A youth movement is well underway in College Park. With the Terrapins one loss away from being eliminated from bowl contention, Friedgen is contemplating giving more playing time to underclassmen in an attempt to develop them for the future.
"This is tough times right now," Friedgen said. "We have a young team. We would like to look at kids who can help us win and who we think have a future. If it's close or even [between two players], you've got to play the younger guy."
Friedgen has made it clear that he still wants to win games this season. Some of his players came to him the other day, relaying the news that some of their teammates had been saying they have nothing left to play for this season. Friedgen told the team that was not true, and that the Terrapins (2-6, 1-3) could earn the ACC Atlantic Division title by winning their final four games.
But even Friedgen acknowledges that the scenario is improbable and that he has to begin making plans for the future. That starts with getting a better feel for exactly what the plethora of young Maryland players can do in game situations.

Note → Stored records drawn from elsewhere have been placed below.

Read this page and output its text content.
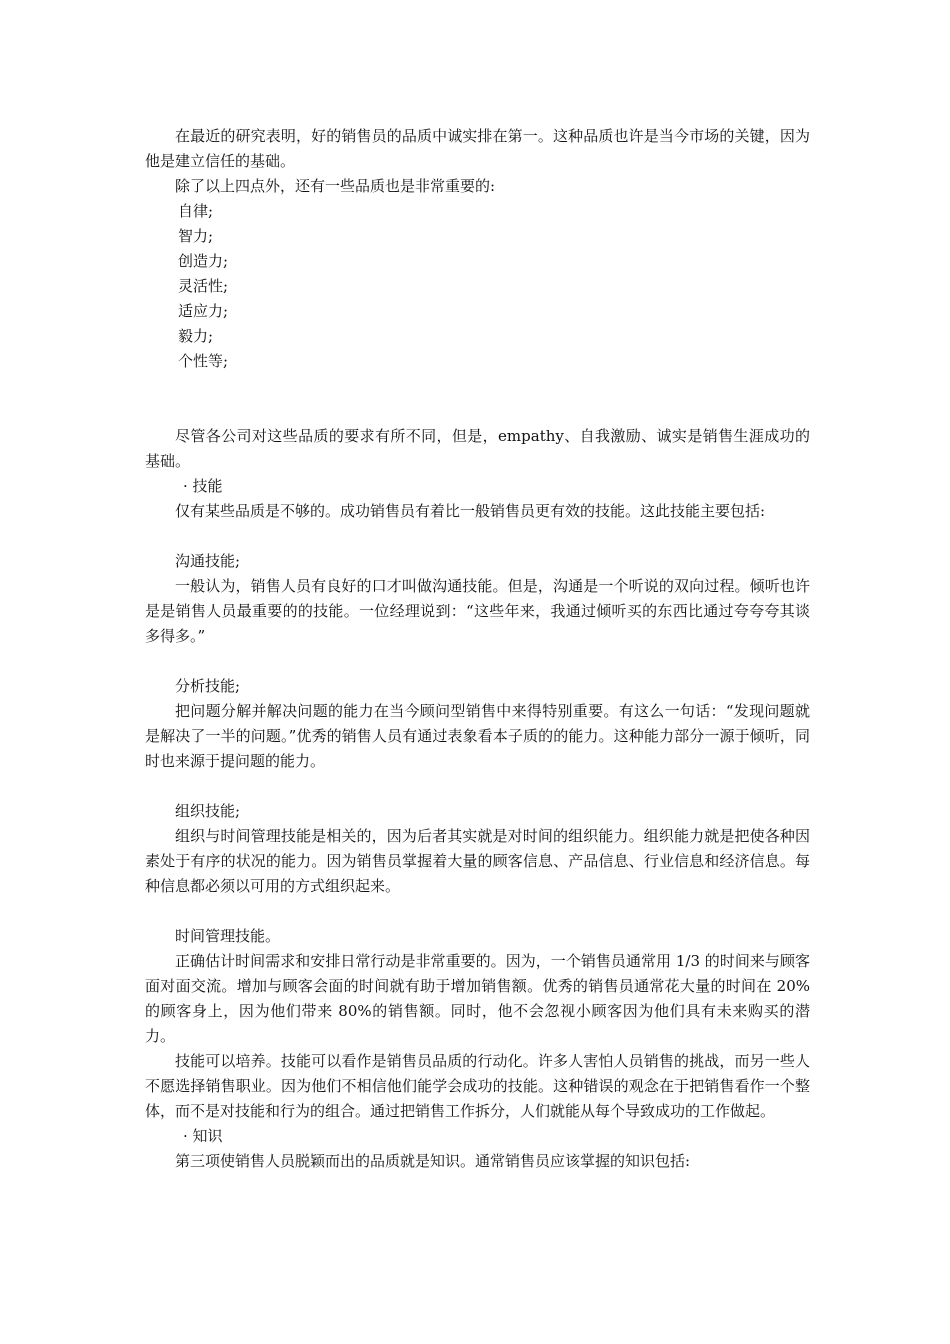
在最近的研究表明，好的销售员的品质中诚实排在第一。这种品质也许是当今市场的关键，因为他是建立信任的基础。

除了以上四点外，还有一些品质也是非常重要的:

自律;

智力;

创造力;

灵活性;

适应力;

毅力;

个性等;

尽管各公司对这些品质的要求有所不同，但是，empathy、自我激励、诚实是销售生涯成功的基础。

· 技能

仅有某些品质是不够的。成功销售员有着比一般销售员更有效的技能。这此技能主要包括:

沟通技能;

一般认为，销售人员有良好的口才叫做沟通技能。但是，沟通是一个听说的双向过程。倾听也许是是销售人员最重要的的技能。一位经理说到：“这些年来，我通过倾听买的东西比通过夸夸夸其谈多得多。”

分析技能;

把问题分解并解决问题的能力在当今顾问型销售中来得特别重要。有这么一句话：“发现问题就是解决了一半的问题。”优秀的销售人员有通过表象看本子质的的能力。这种能力部分一源于倾听，同时也来源于提问题的能力。

组织技能;

组织与时间管理技能是相关的，因为后者其实就是对时间的组织能力。组织能力就是把使各种因素处于有序的状况的能力。因为销售员掌握着大量的顾客信息、产品信息、行业信息和经济信息。每种信息都必须以可用的方式组织起来。

时间管理技能。

正确估计时间需求和安排日常行动是非常重要的。因为，一个销售员通常用 1/3 的时间来与顾客面对面交流。增加与顾客会面的时间就有助于增加销售额。优秀的销售员通常花大量的时间在 20%的顾客身上，因为他们带来 80%的销售额。同时，他不会忽视小顾客因为他们具有未来购买的潜力。

技能可以培养。技能可以看作是销售员品质的行动化。许多人害怕人员销售的挑战，而另一些人不愿选择销售职业。因为他们不相信他们能学会成功的技能。这种错误的观念在于把销售看作一个整体，而不是对技能和行为的组合。通过把销售工作拆分，人们就能从每个导致成功的工作做起。

· 知识

第三项使销售人员脱颖而出的品质就是知识。通常销售员应该掌握的知识包括:
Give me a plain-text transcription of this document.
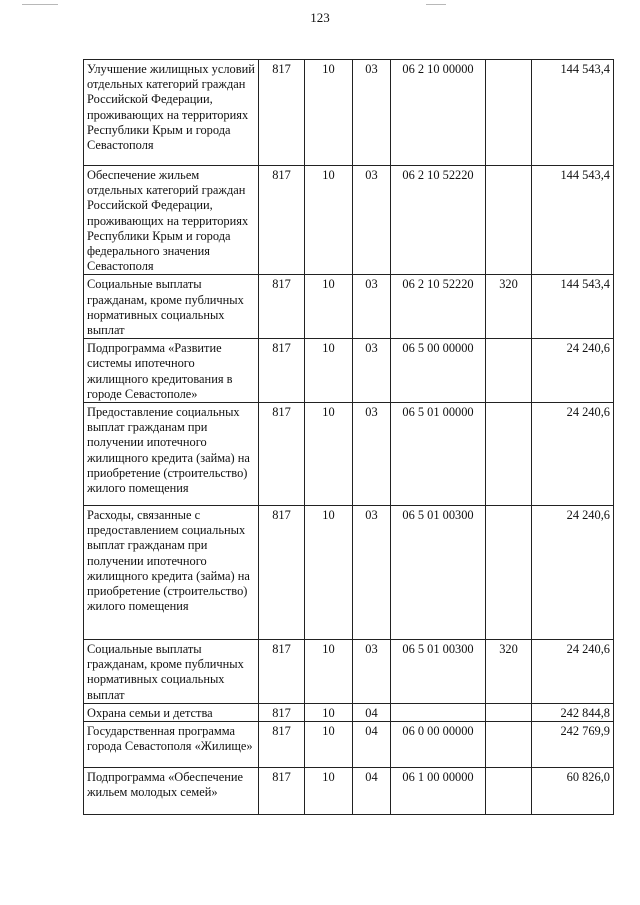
123
Улучшение жилищных условий отдельных категорий граждан Российской Федерации, проживающих на территориях Республики Крым и города Севастополя	817	10	03	06 2 10 00000		144 543,4
Обеспечение жильем отдельных категорий граждан Российской Федерации, проживающих на территориях Республики Крым и города федерального значения Севастополя	817	10	03	06 2 10 52220		144 543,4
Социальные выплаты гражданам, кроме публичных нормативных социальных выплат	817	10	03	06 2 10 52220	320	144 543,4
Подпрограмма «Развитие системы ипотечного жилищного кредитования в городе Севастополе»	817	10	03	06 5 00 00000		24 240,6
Предоставление социальных выплат гражданам при получении ипотечного жилищного кредита (займа) на приобретение (строительство) жилого помещения	817	10	03	06 5 01 00000		24 240,6
Расходы, связанные с предоставлением социальных выплат гражданам при получении ипотечного жилищного кредита (займа) на приобретение (строительство) жилого помещения	817	10	03	06 5 01 00300		24 240,6
Социальные выплаты гражданам, кроме публичных нормативных социальных выплат	817	10	03	06 5 01 00300	320	24 240,6
Охрана семьи и детства	817	10	04			242 844,8
Государственная программа города Севастополя «Жилище»	817	10	04	06 0 00 00000		242 769,9
Подпрограмма «Обеспечение жильем молодых семей»	817	10	04	06 1 00 00000		60 826,0
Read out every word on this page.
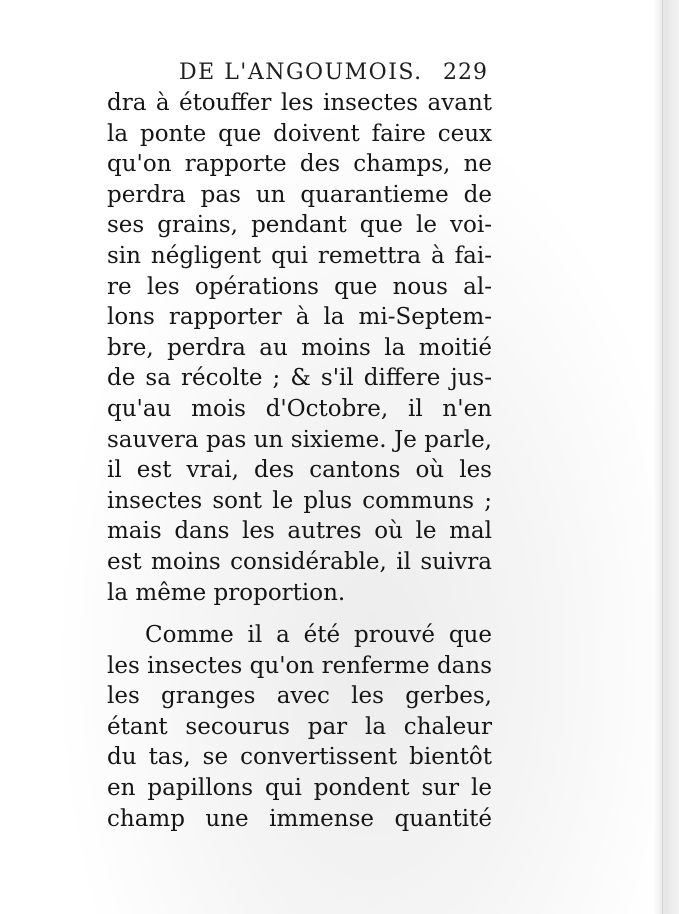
DE L'ANGOUMOIS. 229
dra à étouffer les insectes avant
la ponte que doivent faire ceux
qu'on rapporte des champs, ne
perdra pas un quarantieme de
ses grains, pendant que le voi-
sin négligent qui remettra à fai-
re les opérations que nous al-
lons rapporter à la mi-Septem-
bre, perdra au moins la moitié
de sa récolte ; & s'il differe jus-
qu'au mois d'Octobre, il n'en
sauvera pas un sixieme. Je parle,
il est vrai, des cantons où les
insectes sont le plus communs ;
mais dans les autres où le mal
est moins considérable, il suivra
la même proportion.
Comme il a été prouvé que
les insectes qu'on renferme dans
les granges avec les gerbes,
étant secourus par la chaleur
du tas, se convertissent bientôt
en papillons qui pondent sur le
champ une immense quantité
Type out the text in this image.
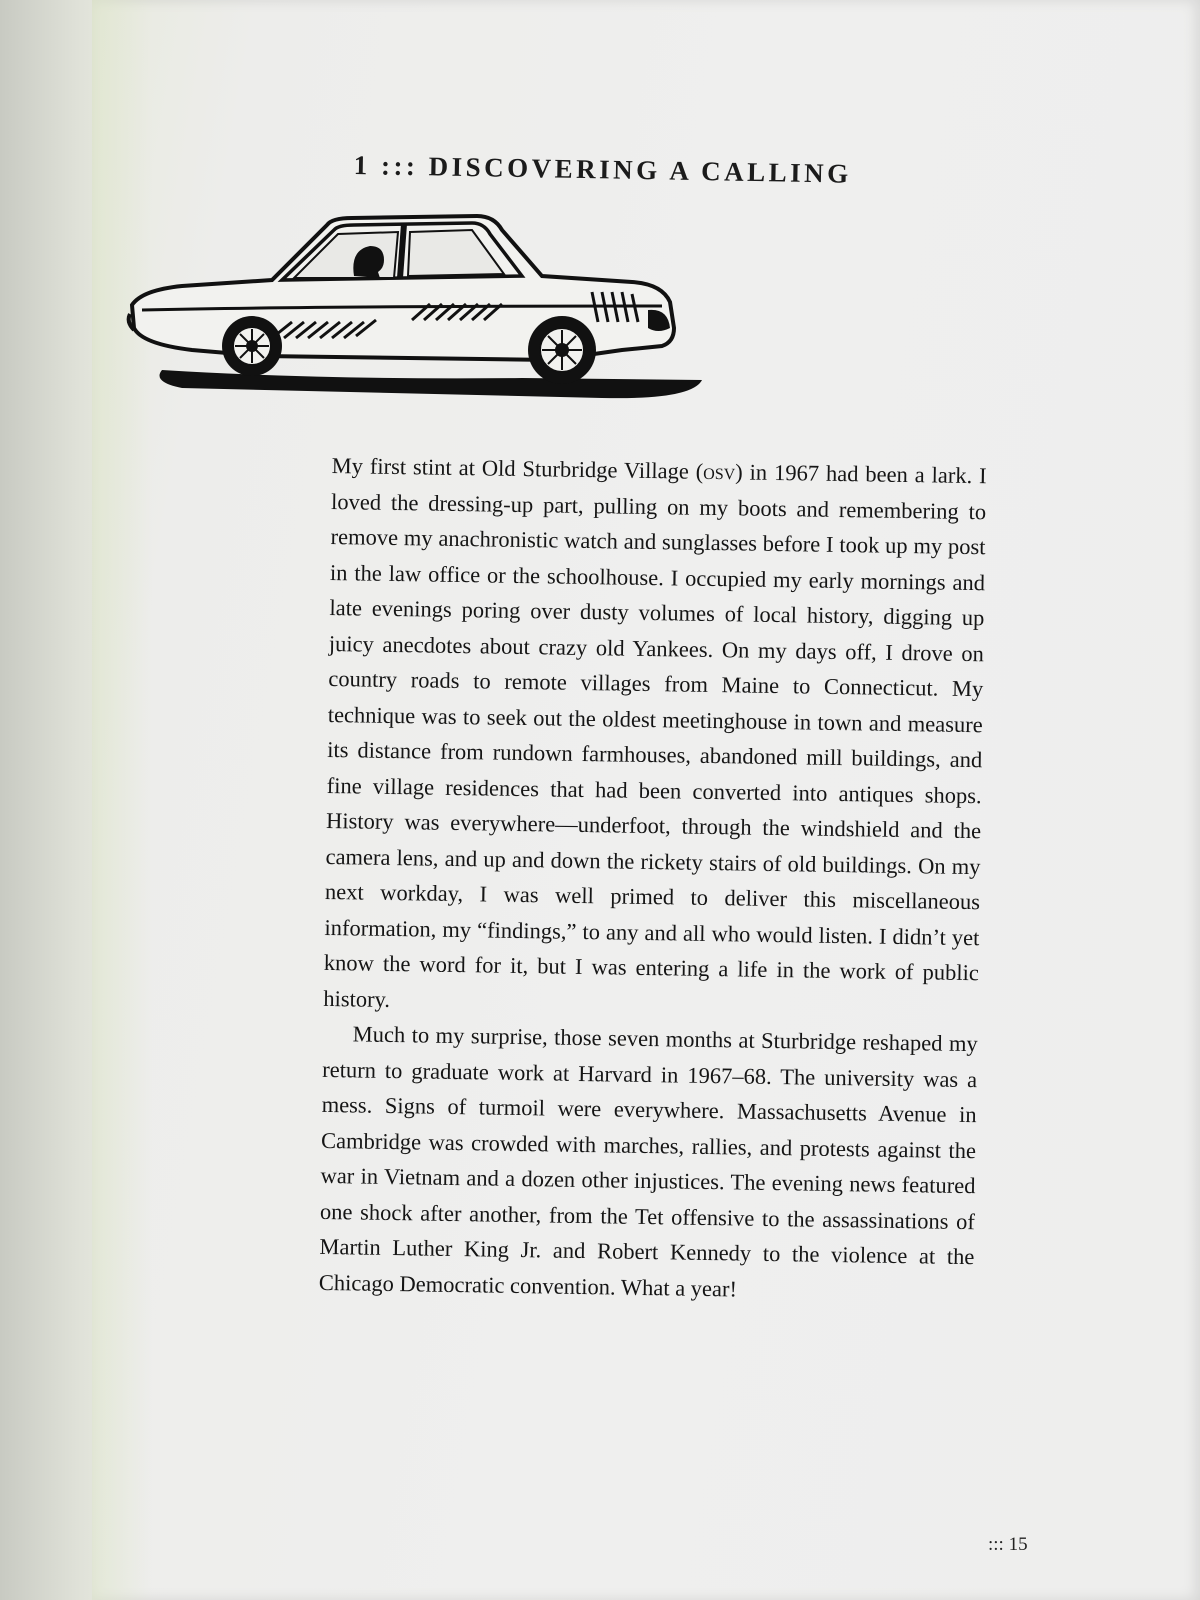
1 ::: DISCOVERING A CALLING

My first stint at Old Sturbridge Village (osv) in 1967 had been a lark. I loved the dressing-up part, pulling on my boots and remembering to remove my anachronistic watch and sunglasses before I took up my post in the law office or the schoolhouse. I occupied my early mornings and late evenings poring over dusty volumes of local history, digging up juicy anecdotes about crazy old Yankees. On my days off, I drove on country roads to remote villages from Maine to Connecticut. My technique was to seek out the oldest meetinghouse in town and measure its distance from rundown farmhouses, abandoned mill buildings, and fine village residences that had been converted into antiques shops. History was everywhere—underfoot, through the windshield and the camera lens, and up and down the rickety stairs of old buildings. On my next workday, I was well primed to deliver this miscellaneous information, my “findings,” to any and all who would listen. I didn’t yet know the word for it, but I was entering a life in the work of public history.

Much to my surprise, those seven months at Sturbridge reshaped my return to graduate work at Harvard in 1967–68. The university was a mess. Signs of turmoil were everywhere. Massachusetts Avenue in Cambridge was crowded with marches, rallies, and protests against the war in Vietnam and a dozen other injustices. The evening news featured one shock after another, from the Tet offensive to the assassinations of Martin Luther King Jr. and Robert Kennedy to the violence at the Chicago Democratic convention. What a year!

::: 15
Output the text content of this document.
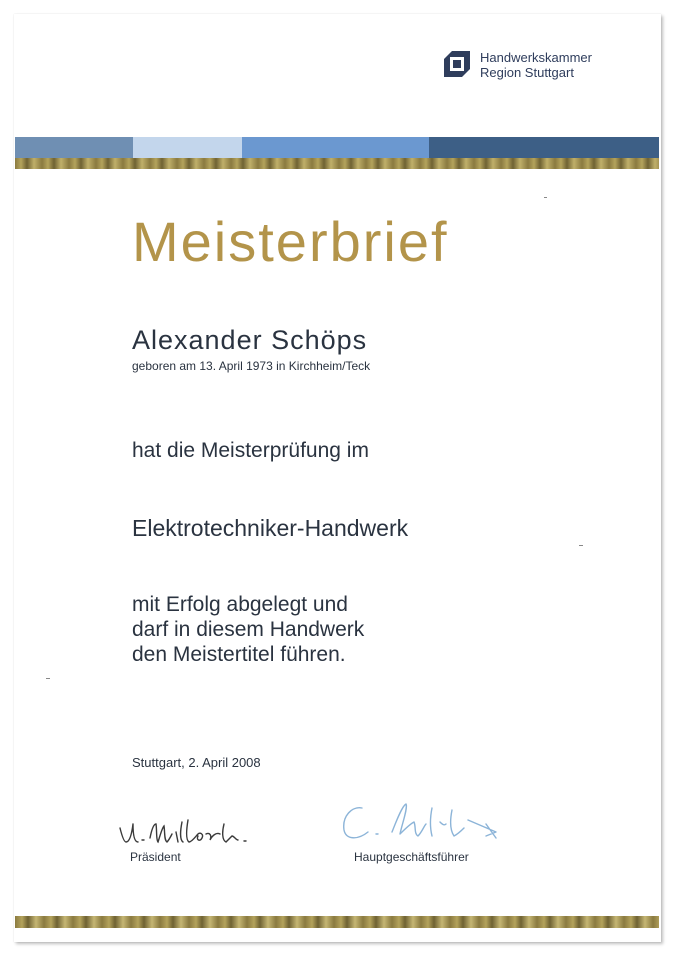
Handwerkskammer
Region Stuttgart
Meisterbrief
Alexander Schöps
geboren am 13. April 1973 in Kirchheim/Teck
hat die Meisterprüfung im
Elektrotechniker-Handwerk
mit Erfolg abgelegt und
darf in diesem Handwerk
den Meistertitel führen.
Stuttgart, 2. April 2008
Präsident	Hauptgeschäftsführer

When asked his thoughts on practice, one Maryland assistant recently told Friedgen, "We probably need to spend some time with the young guys."
Friedgen answered: "These are the young guys. There are not too many left that have not played."
Friedgen had wanted to redshirt more freshmen this season, but injuries forced him to play more first-year players than he ever has at Maryland. Franklin played for the first time in a 17-13 loss to Duke on Saturday because Maryland needed another defensive back after safety Antwine Perez was injured on an attempted tackle.
Friedgen and defensive coordinator Don Brown were impressed with Franklin, who collected the first sack of his career. Franklin said he had no qualms about playing for the first time this late in the season and believes it will enable him to adjust to game speed quicker.
"We're all getting game experience that most people as freshmen don't get," Franklin said. "As we get older, it will help out a lot."
As for Porzel, coaches have raved about him since the start of training camp. The 5-foot-7, 180-pound running back has run the 40-yard dash in 4.21 seconds. But he was not expected to play in a game this season because of a deep stable of running backs that included junior Da'Rel Scott, a first-team all-ACC performer last season.